The return value of ReadFile is of BOOL type, which means the return value only indicates whether the function succeeds or fails. If the function fails, the return value does not provide the information about why it fails. You should call GetLastError to get the error code to check why ReadFile fails. The prototype of ReadFile is:
BOOL ReadFile(
[in] HANDLE hFile,
[out] LPVOID lpBuffer,
[in] DWORD nNumberOfBytesToRead,
[out, optional] LPDWORD lpNumberOfBytesRead,
[in, out, optional] LPOVERLAPPED lpOverlapped
);
If you’ve reached the end of file, ReadFile still succeeds but lpNumberOfBytesRead will be set to 0. If you’ve reached near the end of file,i.e., the number of bytes you want to read (nNumberOfBytesToRead) is less than the remaining bytes of the file, ReadFile still succeeds but lpNumberOfBytesRead will be set to the number of remaining bytes.
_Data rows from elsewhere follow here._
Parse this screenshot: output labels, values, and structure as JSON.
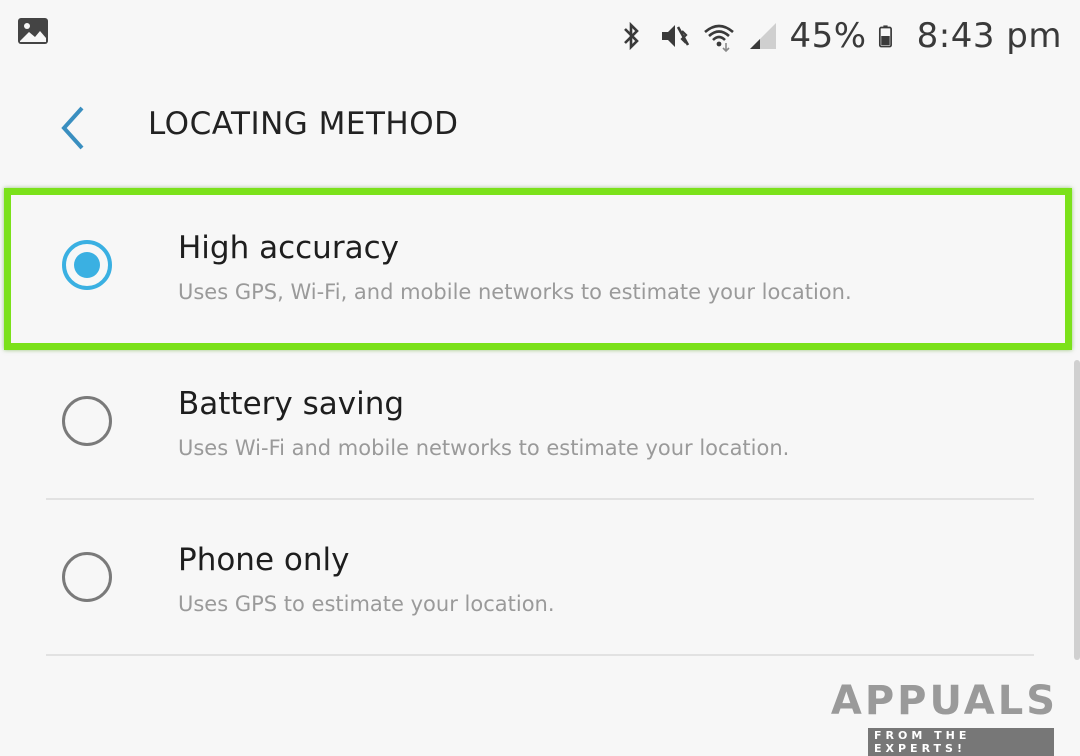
{
  "status_bar": {
    "battery_percent": "45%",
    "time": "8:43 pm",
    "icons": [
      "gallery-icon",
      "bluetooth-icon",
      "vibrate-icon",
      "wifi-icon",
      "signal-icon",
      "battery-icon"
    ]
  },
  "header": {
    "title": "LOCATING METHOD",
    "back_icon": "chevron-left-icon"
  },
  "options": [
    {
      "title": "High accuracy",
      "description": "Uses GPS, Wi-Fi, and mobile networks to estimate your location.",
      "selected": true
    },
    {
      "title": "Battery saving",
      "description": "Uses Wi-Fi and mobile networks to estimate your location.",
      "selected": false
    },
    {
      "title": "Phone only",
      "description": "Uses GPS to estimate your location.",
      "selected": false
    }
  ],
  "colors": {
    "accent": "#3ab0e2",
    "highlight": "#7be11a"
  },
  "watermark": {
    "brand": "APPUALS",
    "tagline": "FROM THE EXPERTS!"
  }
}
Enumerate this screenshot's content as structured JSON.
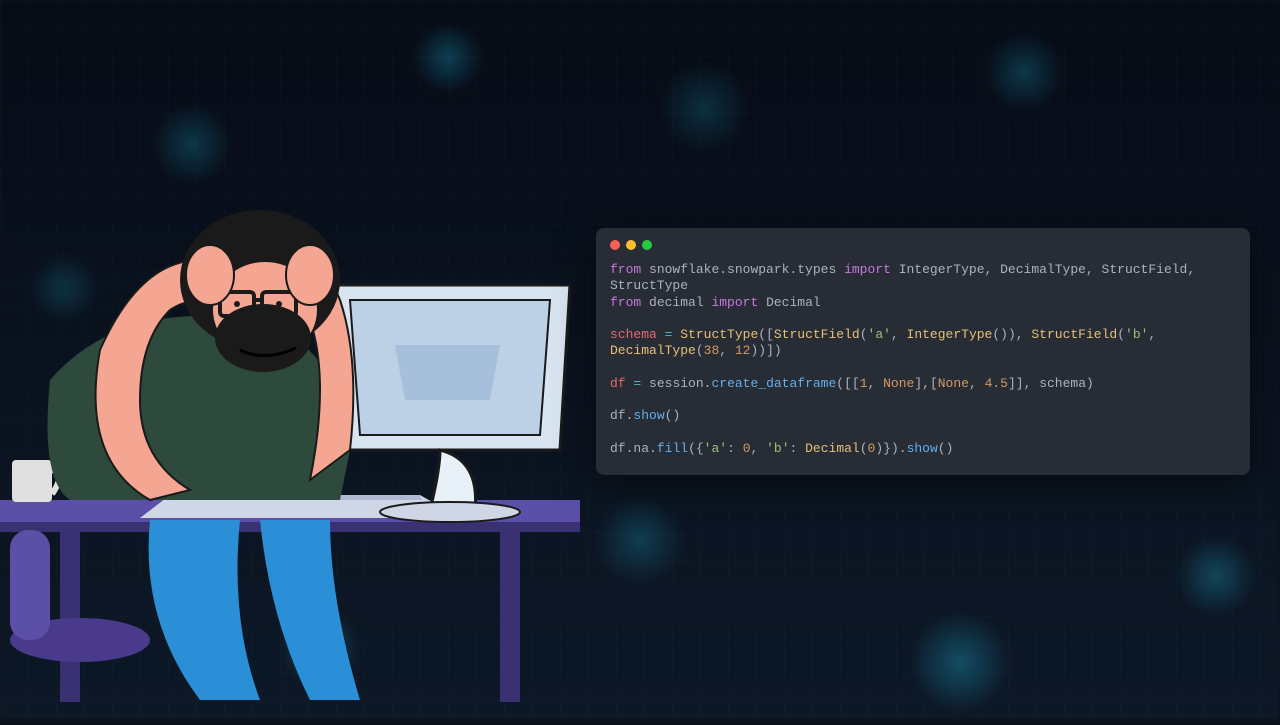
{
  "code": {
    "line1_from": "from",
    "line1_module": "snowflake.snowpark.types",
    "line1_import": "import",
    "line1_names": "IntegerType, DecimalType, StructField, StructType",
    "line2_from": "from",
    "line2_module": "decimal",
    "line2_import": "import",
    "line2_names": "Decimal",
    "line3_lhs": "schema",
    "line3_eq": "=",
    "line3_StructType": "StructType",
    "line3_StructField1": "StructField",
    "line3_sa": "'a'",
    "line3_IntegerType": "IntegerType",
    "line3_StructField2": "StructField",
    "line3_sb": "'b'",
    "line3_DecimalType": "DecimalType",
    "line3_38": "38",
    "line3_12": "12",
    "line4_lhs": "df",
    "line4_eq": "=",
    "line4_session": "session",
    "line4_create": "create_dataframe",
    "line4_1": "1",
    "line4_None1": "None",
    "line4_None2": "None",
    "line4_45": "4.5",
    "line4_schema": "schema",
    "line5_df": "df",
    "line5_show": "show",
    "line6_df": "df",
    "line6_na": "na",
    "line6_fill": "fill",
    "line6_ka": "'a'",
    "line6_0": "0",
    "line6_kb": "'b'",
    "line6_Decimal": "Decimal",
    "line6_d0": "0",
    "line6_show": "show"
  }
}
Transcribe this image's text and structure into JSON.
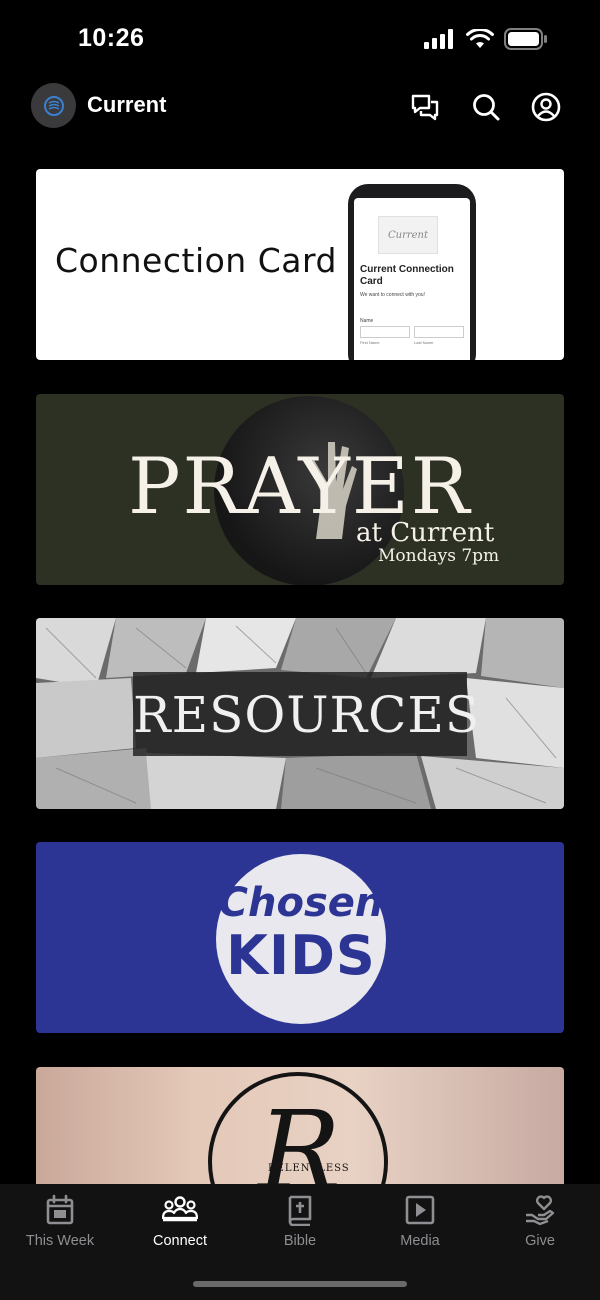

You should not reply on the return value of ReadFile but lpNumberOfBytesRead to determine whether you’ve reached the end of file, i.e., if ReadFile succeeds but lpNumberOfBytesRead < nNumberOfBytesToRead, you’ve arrived at the end of file. Using this end-of-file decision method, you might call ReadFile one more time than it actually needs to find that you’ve reached the end of file if the length of file is multiple times of nNumberOfBytesToRead, and at the last time, lpNumberOfBytesRead is 0.
Note that if ReadFile fails with an error(such as error code 23 – Data error (cyclic redundancy check) ), it will set lpNumberOfBytesRead to 0, and won’t move the internal file pointer forward, even it has read some data before encountering the error, as if it had read nothing.
ReadFile will fail with error code 87(ERROR_INVALID_PARAMETER) if current internal file pointer is not at the boundary of sector size(512 bytes), so you must set the file pointer at the sector boundary using SetFilePointerEx before calling ReadFile.